Department of Regional Oncology, Cleveland Clinic, Beachwood, OH 44122, USA.
J Immunother. 2010 Feb-Mar;33(2):178-84. doi: 10.1097/CJI.0b013e3181bfcea1.
We evaluated the efficacy and safety of patient-specific immunotherapy with mitumprotimut-T idiotype keyhole limpet hemocyanin and granulocyte-monocyte colony-stimulating factor (GM-CSF) following rituximab in patients with follicular B-cell lymphoma. Patients with previously untreated or relapsed/refractory CD20+ follicular lymphoma received 4 weekly infusions of rituximab and those with a complete response (CR), partial response (PR), or stable disease received mitumprotimut-T and GM-CSF injections subcutaneously. Courses were given monthly for 6 doses, every 2 months for 6 doses, and then every 3 months until disease progression. Computed tomography scans were obtained every 3 to 6 months and reviewed centrally. The primary endpoint was event-free survival (EFS). Among 103 patients treated with rituximab, 92 (54 relapsed/refractory and 38 previously untreated) received mitumprotimut-T/GM-CSF; median age was 53 years, 91% had stage III to IV disease, and 59% had failed earlier therapy. The premitumprotimut-T objective response rate was 47% (2 CRs, 41 PRs). During the mitumprotimut-T treatment phase, 16 patients converted to CR resulting in an overall objective response rate of 60% (18 CRs, 37 PRs). Median EFS was 15.2, 20.8, and 13.5 months for all, treatment-naive, and relapsed/refractory disease patients, respectively. Anti-Id cellular immune responses were detected in 13 of 18 (72%) patients and humoral immune responses in 17 of 83 (20%) patients. Adverse events were usually mild-to-moderate. The most common adverse event was injection site reactions. Mitumprotimut-T/GM-CSF-induced anti-Id cellular immune responses in most patients. The occurrence of late CRs and favorable EFS suggested a clinical benefit of active immunotherapy and led to a placebo-controlled phase 3 trial.

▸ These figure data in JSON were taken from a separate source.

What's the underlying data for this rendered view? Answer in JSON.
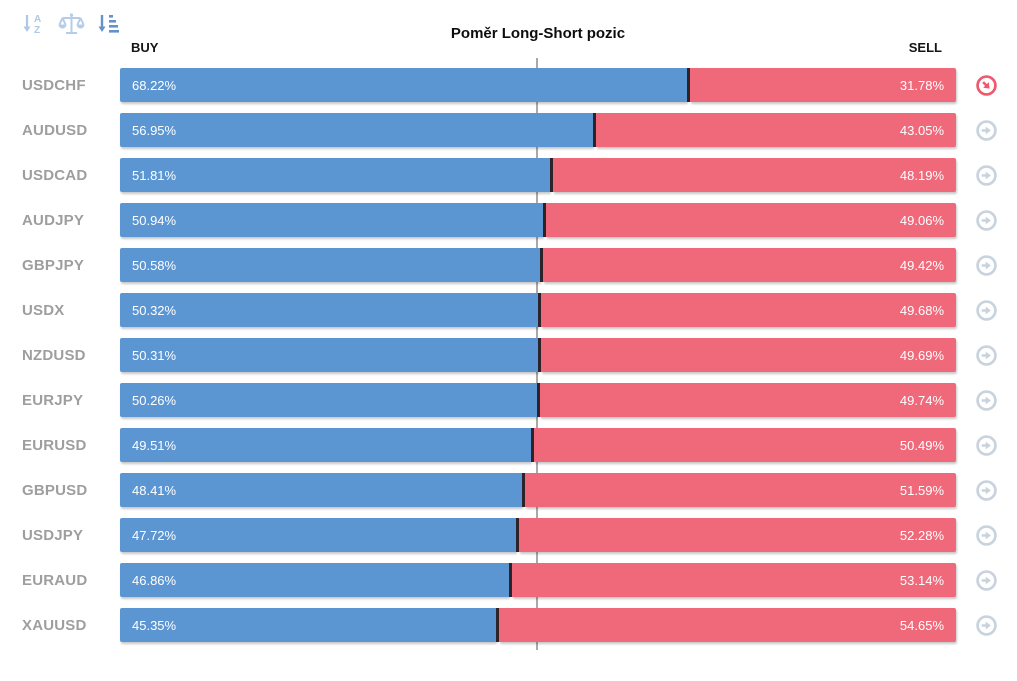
{
  "title": "Poměr Long-Short pozic",
  "columns": {
    "buy_label": "BUY",
    "sell_label": "SELL"
  },
  "toolbar": {
    "icons": [
      {
        "name": "sort-alpha-icon",
        "color": "#aec8e6"
      },
      {
        "name": "balance-scale-icon",
        "color": "#b6cde9"
      },
      {
        "name": "sort-amount-icon",
        "color": "#6593c9",
        "active": true
      }
    ]
  },
  "colors": {
    "buy": "#5b96d3",
    "sell": "#f0697a",
    "divider": "#2e2328",
    "pair_label": "#9e9e9e",
    "trend_neutral": "#c8d3de",
    "trend_down": "#f0586c",
    "midline": "#a9a9a9"
  },
  "chart_data": {
    "type": "bar",
    "orientation": "horizontal-stacked",
    "title": "Poměr Long-Short pozic",
    "categories": [
      "USDCHF",
      "AUDUSD",
      "USDCAD",
      "AUDJPY",
      "GBPJPY",
      "USDX",
      "NZDUSD",
      "EURJPY",
      "EURUSD",
      "GBPUSD",
      "USDJPY",
      "EURAUD",
      "XAUUSD"
    ],
    "series": [
      {
        "name": "BUY",
        "values": [
          68.22,
          56.95,
          51.81,
          50.94,
          50.58,
          50.32,
          50.31,
          50.26,
          49.51,
          48.41,
          47.72,
          46.86,
          45.35
        ]
      },
      {
        "name": "SELL",
        "values": [
          31.78,
          43.05,
          48.19,
          49.06,
          49.42,
          49.68,
          49.69,
          49.74,
          50.49,
          51.59,
          52.28,
          53.14,
          54.65
        ]
      }
    ],
    "xlim": [
      0,
      100
    ],
    "midline_percent": 50,
    "legend_position": "top",
    "grid": false
  },
  "rows": [
    {
      "pair": "USDCHF",
      "buy": 68.22,
      "sell": 31.78,
      "buy_label": "68.22%",
      "sell_label": "31.78%",
      "trend": "down"
    },
    {
      "pair": "AUDUSD",
      "buy": 56.95,
      "sell": 43.05,
      "buy_label": "56.95%",
      "sell_label": "43.05%",
      "trend": "right"
    },
    {
      "pair": "USDCAD",
      "buy": 51.81,
      "sell": 48.19,
      "buy_label": "51.81%",
      "sell_label": "48.19%",
      "trend": "right"
    },
    {
      "pair": "AUDJPY",
      "buy": 50.94,
      "sell": 49.06,
      "buy_label": "50.94%",
      "sell_label": "49.06%",
      "trend": "right"
    },
    {
      "pair": "GBPJPY",
      "buy": 50.58,
      "sell": 49.42,
      "buy_label": "50.58%",
      "sell_label": "49.42%",
      "trend": "right"
    },
    {
      "pair": "USDX",
      "buy": 50.32,
      "sell": 49.68,
      "buy_label": "50.32%",
      "sell_label": "49.68%",
      "trend": "right"
    },
    {
      "pair": "NZDUSD",
      "buy": 50.31,
      "sell": 49.69,
      "buy_label": "50.31%",
      "sell_label": "49.69%",
      "trend": "right"
    },
    {
      "pair": "EURJPY",
      "buy": 50.26,
      "sell": 49.74,
      "buy_label": "50.26%",
      "sell_label": "49.74%",
      "trend": "right"
    },
    {
      "pair": "EURUSD",
      "buy": 49.51,
      "sell": 50.49,
      "buy_label": "49.51%",
      "sell_label": "50.49%",
      "trend": "right"
    },
    {
      "pair": "GBPUSD",
      "buy": 48.41,
      "sell": 51.59,
      "buy_label": "48.41%",
      "sell_label": "51.59%",
      "trend": "right"
    },
    {
      "pair": "USDJPY",
      "buy": 47.72,
      "sell": 52.28,
      "buy_label": "47.72%",
      "sell_label": "52.28%",
      "trend": "right"
    },
    {
      "pair": "EURAUD",
      "buy": 46.86,
      "sell": 53.14,
      "buy_label": "46.86%",
      "sell_label": "53.14%",
      "trend": "right"
    },
    {
      "pair": "XAUUSD",
      "buy": 45.35,
      "sell": 54.65,
      "buy_label": "45.35%",
      "sell_label": "54.65%",
      "trend": "right"
    }
  ]
}
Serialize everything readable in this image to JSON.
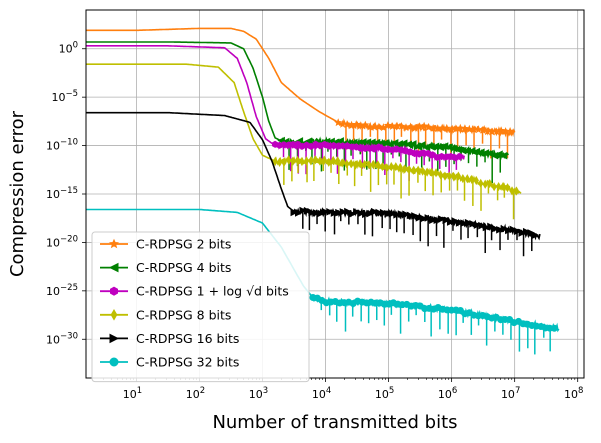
{
  "chart_data": {
    "type": "line",
    "xscale": "log",
    "yscale": "log",
    "xlabel": "Number of transmitted bits",
    "ylabel": "Compression error",
    "xlim_exp": [
      0.2,
      8.1
    ],
    "ylim_exp": [
      -34,
      4
    ],
    "grid": true,
    "legend_position": "lower-left",
    "x_ticks": [
      {
        "exp": 1,
        "label": "10",
        "sup": "1"
      },
      {
        "exp": 2,
        "label": "10",
        "sup": "2"
      },
      {
        "exp": 3,
        "label": "10",
        "sup": "3"
      },
      {
        "exp": 4,
        "label": "10",
        "sup": "4"
      },
      {
        "exp": 5,
        "label": "10",
        "sup": "5"
      },
      {
        "exp": 6,
        "label": "10",
        "sup": "6"
      },
      {
        "exp": 7,
        "label": "10",
        "sup": "7"
      },
      {
        "exp": 8,
        "label": "10",
        "sup": "8"
      }
    ],
    "y_ticks": [
      {
        "exp": 0,
        "label": "10",
        "sup": "0"
      },
      {
        "exp": -5,
        "label": "10",
        "sup": "−5"
      },
      {
        "exp": -10,
        "label": "10",
        "sup": "−10"
      },
      {
        "exp": -15,
        "label": "10",
        "sup": "−15"
      },
      {
        "exp": -20,
        "label": "10",
        "sup": "−20"
      },
      {
        "exp": -25,
        "label": "10",
        "sup": "−25"
      },
      {
        "exp": -30,
        "label": "10",
        "sup": "−30"
      }
    ],
    "series": [
      {
        "name": "C-RDPSG 2 bits",
        "color": "#ff7f0e",
        "marker": "star",
        "points": [
          [
            0.2,
            1.9
          ],
          [
            1.0,
            1.9
          ],
          [
            2.0,
            2.1
          ],
          [
            2.5,
            2.1
          ],
          [
            2.7,
            1.8
          ],
          [
            2.9,
            1.0
          ],
          [
            3.1,
            -1.0
          ],
          [
            3.3,
            -3.5
          ],
          [
            3.6,
            -5.2
          ],
          [
            3.9,
            -6.5
          ],
          [
            4.2,
            -7.6
          ],
          [
            4.6,
            -8.0
          ],
          [
            5.5,
            -8.1
          ],
          [
            6.5,
            -8.4
          ],
          [
            7.0,
            -8.7
          ]
        ],
        "noise_from": 4.2,
        "noise_to": 7.0
      },
      {
        "name": "C-RDPSG 4 bits",
        "color": "#008000",
        "marker": "triangle-left",
        "points": [
          [
            0.2,
            0.7
          ],
          [
            1.5,
            0.7
          ],
          [
            2.5,
            0.6
          ],
          [
            2.7,
            0.0
          ],
          [
            2.85,
            -2.0
          ],
          [
            3.0,
            -5.0
          ],
          [
            3.1,
            -7.5
          ],
          [
            3.2,
            -9.2
          ],
          [
            3.35,
            -9.7
          ],
          [
            4.0,
            -9.6
          ],
          [
            5.0,
            -9.8
          ],
          [
            6.0,
            -10.2
          ],
          [
            6.5,
            -10.8
          ],
          [
            6.9,
            -11.1
          ]
        ],
        "noise_from": 3.3,
        "noise_to": 6.9
      },
      {
        "name": "C-RDPSG 1 + log √d bits",
        "color": "#bf00bf",
        "marker": "hexagon",
        "points": [
          [
            0.2,
            0.3
          ],
          [
            1.5,
            0.3
          ],
          [
            2.4,
            0.1
          ],
          [
            2.6,
            -1.0
          ],
          [
            2.75,
            -3.5
          ],
          [
            2.9,
            -7.0
          ],
          [
            3.05,
            -9.3
          ],
          [
            3.2,
            -10.0
          ],
          [
            4.0,
            -10.0
          ],
          [
            5.0,
            -10.3
          ],
          [
            5.8,
            -11.1
          ],
          [
            6.2,
            -11.2
          ]
        ],
        "noise_from": 3.2,
        "noise_to": 6.2
      },
      {
        "name": "C-RDPSG 8 bits",
        "color": "#bfbf00",
        "marker": "thin-diamond",
        "points": [
          [
            0.2,
            -1.6
          ],
          [
            1.8,
            -1.6
          ],
          [
            2.3,
            -1.9
          ],
          [
            2.55,
            -3.5
          ],
          [
            2.7,
            -6.5
          ],
          [
            2.85,
            -9.3
          ],
          [
            3.0,
            -11.0
          ],
          [
            3.2,
            -11.6
          ],
          [
            4.0,
            -11.6
          ],
          [
            5.0,
            -12.2
          ],
          [
            6.0,
            -13.1
          ],
          [
            7.0,
            -14.6
          ],
          [
            7.1,
            -14.7
          ]
        ],
        "noise_from": 3.2,
        "noise_to": 7.1
      },
      {
        "name": "C-RDPSG 16 bits",
        "color": "#000000",
        "marker": "triangle-right",
        "points": [
          [
            0.2,
            -6.6
          ],
          [
            1.5,
            -6.6
          ],
          [
            2.4,
            -6.9
          ],
          [
            2.8,
            -7.6
          ],
          [
            3.0,
            -9.4
          ],
          [
            3.15,
            -11.6
          ],
          [
            3.3,
            -14.5
          ],
          [
            3.4,
            -16.3
          ],
          [
            3.5,
            -16.8
          ],
          [
            5.0,
            -17.0
          ],
          [
            6.0,
            -17.8
          ],
          [
            7.0,
            -18.8
          ],
          [
            7.4,
            -19.3
          ]
        ],
        "noise_from": 3.5,
        "noise_to": 7.4
      },
      {
        "name": "C-RDPSG 32 bits",
        "color": "#00bfbf",
        "marker": "circle",
        "points": [
          [
            0.2,
            -16.6
          ],
          [
            2.0,
            -16.6
          ],
          [
            2.6,
            -16.9
          ],
          [
            3.0,
            -18.0
          ],
          [
            3.3,
            -20.5
          ],
          [
            3.5,
            -22.8
          ],
          [
            3.65,
            -24.5
          ],
          [
            3.8,
            -25.7
          ],
          [
            4.0,
            -26.1
          ],
          [
            5.0,
            -26.3
          ],
          [
            6.0,
            -27.0
          ],
          [
            7.0,
            -28.2
          ],
          [
            7.7,
            -28.9
          ]
        ],
        "noise_from": 3.8,
        "noise_to": 7.7
      }
    ]
  }
}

我们评估了在滤泡 B 细胞淋巴瘤患者中使用 mitumprotimut-T 独特型金环蛇血蓝蛋白和粒细胞-巨噬细胞集落刺激因子(GM-CSF)进行个体化免疫治疗的疗效和安全性,这些患者之前接受过利妥昔单抗治疗或复发/难治性 CD20+滤泡淋巴瘤患者接受了 4 周的利妥昔单抗治疗,那些完全缓解(CR)、部分缓解(PR)或疾病稳定的患者接受了 mitumprotimut-T 和 GM-CSF 皮下注射。每个月进行一个疗程共 6 次,每 2 个月进行一个疗程共 6 次,然后每 3 个月进行一次,直到疾病进展。每 3 至 6 个月进行一次计算机断层扫描检查,并进行中心审查。主要终点是无事件生存(EFS)。在接受利妥昔单抗治疗的 103 例患者中,92 例(54 例复发/难治性和 38 例初治)接受了 mitumprotimut-T/GM-CSF 治疗;中位年龄为 53 岁,91%的患者处于 III 至 IV 期疾病,59%的患者之前的治疗失败。在 mitumprotimut-T 治疗前,客观缓解率为 47%(2 例 CR,41 例 PR)。在 mitumprotimut-T 治疗期间,16 例患者转为 CR,总客观缓解率为 60%(18 例 CR,37 例 PR)。所有患者、初治患者和复发/难治性疾病患者的中位 EFS 分别为 15.2、20.8 和 13.5 个月。在 18 例(72%)患者中检测到抗独特型细胞免疫反应,在 83 例(20%)患者中检测到体液免疫反应。不良事件通常为轻至中度。最常见的不良事件是注射部位反应。在大多数患者中,mitumprotimut-T/GM-CSF 诱导了抗独特型细胞免疫反应。迟发性 CRs 的发生和有利的 EFS 提示主动免疫治疗具有临床获益,并导致了一项安慰剂对照的 3 期试验。